El pasado lunes, muchos de nosotros quedamos atónitos con las alarmantes fotografías del incendio que destruyó una porción considerable de la catedral de Notre-Dame, en el corazón de París. Las imágenes ofrecían un panorama que era digno de las peores catástrofes cinematográficas, generando una incómoda sensación de descontrol e incertidumbre. Aunque en la historia reciente hemos sido testigos de terribles sucesos, incluyendo cruentos atentados que cobraron cientos de vidas y que despertaron sentimientos colectivos de consideración y apoyo, me parece que la destrucción de la catedral parisina motivó otro tipo de sensaciones. Sin víctimas que lamentar, en esta ocasión la pérdida tuvo un extraordinario contenido simbólico.
Nunca he visitado París. En mi caso, la impresión que me causó la noticia no está relacionada con algún recuerdo específico, como probablemente les ha sucedido a muchas personas para quienes, con razón, la visita a la capital francesa marca un momento inolvidable en sus vidas. Sin embargo, no haberla visitado no impide comprender lo que significa esa edificación, no solo para Francia, sino para toda Europa. La catedral de Notre-Dame hace parte de ese legado material que creemos eterno, en la misma línea del Coliseo Romano o del Big Ben inglés, edificios que trascienden su materialidad para convertirse en parte de la identidad de continentes enteros. Uno quiere que esos símbolos perduren y que se mantengan, dado que su destrucción puede entenderse como augurio de tiempos complejos, de finales de ciclo. Vale la pena recordar que, a pesar de las imperfecciones e injusticias de nuestra realidad, este momento de la humanidad es el mejor del que se tenga algún registro.

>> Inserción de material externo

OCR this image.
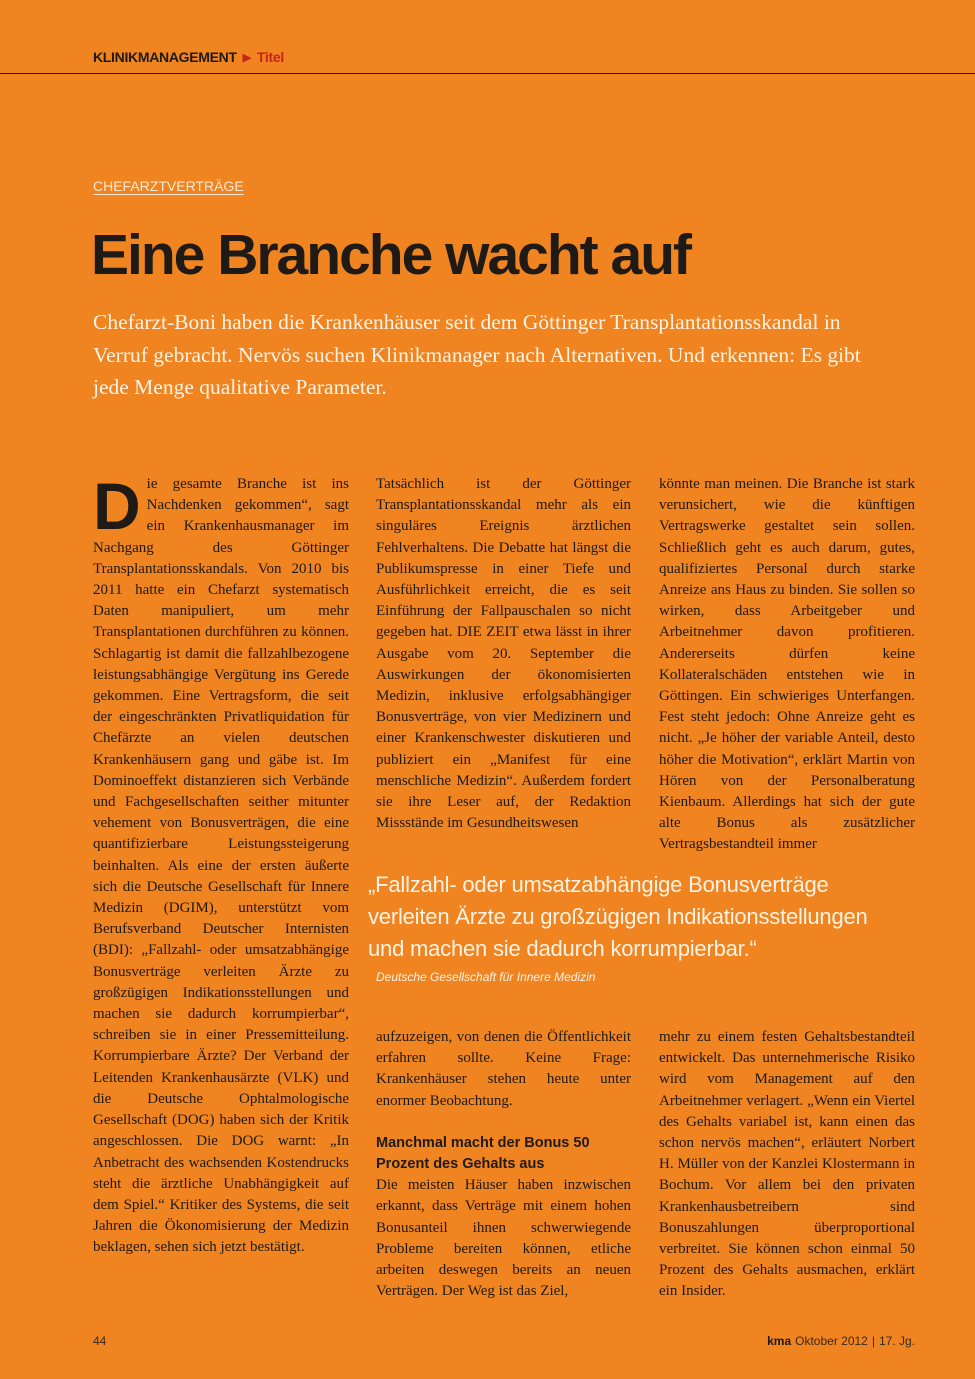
KLINIKMANAGEMENT ▶ Titel
CHEFARZTVERTRÄGE
Eine Branche wacht auf

Chefarzt-Boni haben die Krankenhäuser seit dem Göttinger Transplantationsskandal in Verruf gebracht. Nervös suchen Klinikmanager nach Alternativen. Und erkennen: Es gibt jede Menge qualitative Parameter.

D ie gesamte Branche ist ins Nachdenken gekommen“, sagt ein Krankenhausmanager im Nachgang des Göttinger Transplantationsskandals. Von 2010 bis 2011 hatte ein Chefarzt systematisch Daten manipuliert, um mehr Transplantationen durchführen zu können. Schlagartig ist damit die fallzahlbezogene leistungsabhängige Vergütung ins Gerede gekommen. Eine Vertragsform, die seit der eingeschränkten Privatliquidation für Chefärzte an vielen deutschen Krankenhäusern gang und gäbe ist. Im Dominoeffekt distanzieren sich Verbände und Fachgesellschaften seither mitunter vehement von Bonusverträgen, die eine quantifizierbare Leistungssteigerung beinhalten. Als eine der ersten äußerte sich die Deutsche Gesellschaft für Innere Medizin (DGIM), unterstützt vom Berufsverband Deutscher Internisten (BDI): „Fallzahl- oder umsatzabhängige Bonusverträge verleiten Ärzte zu großzügigen Indikationsstellungen und machen sie dadurch korrumpierbar“, schreiben sie in einer Pressemitteilung. Korrumpierbare Ärzte? Der Verband der Leitenden Krankenhausärzte (VLK) und die Deutsche Ophtalmologische Gesellschaft (DOG) haben sich der Kritik angeschlossen. Die DOG warnt: „In Anbetracht des wachsenden Kostendrucks steht die ärztliche Unabhängigkeit auf dem Spiel.“ Kritiker des Systems, die seit Jahren die Ökonomisierung der Medizin beklagen, sehen sich jetzt bestätigt.

Tatsächlich ist der Göttinger Transplantationsskandal mehr als ein singuläres Ereignis ärztlichen Fehlverhaltens. Die Debatte hat längst die Publikumspresse in einer Tiefe und Ausführlichkeit erreicht, die es seit Einführung der Fallpauschalen so nicht gegeben hat. DIE ZEIT etwa lässt in ihrer Ausgabe vom 20. September die Auswirkungen der ökonomisierten Medizin, inklusive erfolgsabhängiger Bonusverträge, von vier Medizinern und einer Krankenschwester diskutieren und publiziert ein „Manifest für eine menschliche Medizin“. Außerdem fordert sie ihre Leser auf, der Redaktion Missstände im Gesundheitswesen

könnte man meinen. Die Branche ist stark verunsichert, wie die künftigen Vertragswerke gestaltet sein sollen. Schließlich geht es auch darum, gutes, qualifiziertes Personal durch starke Anreize ans Haus zu binden. Sie sollen so wirken, dass Arbeitgeber und Arbeitnehmer davon profitieren. Andererseits dürfen keine Kollateralschäden entstehen wie in Göttingen. Ein schwieriges Unterfangen. Fest steht jedoch: Ohne Anreize geht es nicht. „Je höher der variable Anteil, desto höher die Motivation“, erklärt Martin von Hören von der Personalberatung Kienbaum. Allerdings hat sich der gute alte Bonus als zusätzlicher Vertragsbestandteil immer

„Fallzahl- oder umsatzabhängige Bonusverträge verleiten Ärzte zu großzügigen Indikationsstellungen und machen sie dadurch korrumpierbar.“

Deutsche Gesellschaft für Innere Medizin

aufzuzeigen, von denen die Öffentlichkeit erfahren sollte. Keine Frage: Krankenhäuser stehen heute unter enormer Beobachtung.

Manchmal macht der Bonus 50 Prozent des Gehalts aus

Die meisten Häuser haben inzwischen erkannt, dass Verträge mit einem hohen Bonusanteil ihnen schwerwiegende Probleme bereiten können, etliche arbeiten deswegen bereits an neuen Verträgen. Der Weg ist das Ziel,

mehr zu einem festen Gehaltsbestandteil entwickelt. Das unternehmerische Risiko wird vom Management auf den Arbeitnehmer verlagert. „Wenn ein Viertel des Gehalts variabel ist, kann einen das schon nervös machen“, erläutert Norbert H. Müller von der Kanzlei Klostermann in Bochum. Vor allem bei den privaten Krankenhausbetreibern sind Bonuszahlungen überproportional verbreitet. Sie können schon einmal 50 Prozent des Gehalts ausmachen, erklärt ein Insider.

44	kma Oktober 2012 | 17. Jg.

No han faltado, nunca faltan, quienes han manifestado algo de satisfacción ante lo sucedido el lunes. En las cada vez más espantosas redes sociales, he leído torpes mensajes en los que se intenta valorar el suceso bajo una luz de malentendida justicia poética, alegando que ver arder a la iglesia, como institución, es motivo de regocijo. Incluso he leído críticas a las generosísimas donaciones, contadas en cientos de millones de euros, que varios millonarios franceses han ofrecido para reconstruir la catedral, alegando que el Vaticano tendría suficientes recursos para solventar los gastos que demandaría el proyecto. Como siempre, cualquier hecho impactante saca lo mejor y lo peor de los hombres.
Me quedo, entonces, con lo mejor. No dudo que Notre-Dame será reconstruida, en lo que será un esfuerzo conjunto del Estado y el pueblo francés. Qué bueno sería comprobar que ciertas cosas trascienden las divisiones que en ocasiones nos imponemos entre unos y otros. Quizá exagero, pero espero que el proyecto de reconstrucción sea una buena oportunidad para demostrar que los valores de la civilización occidental siguen vigentes.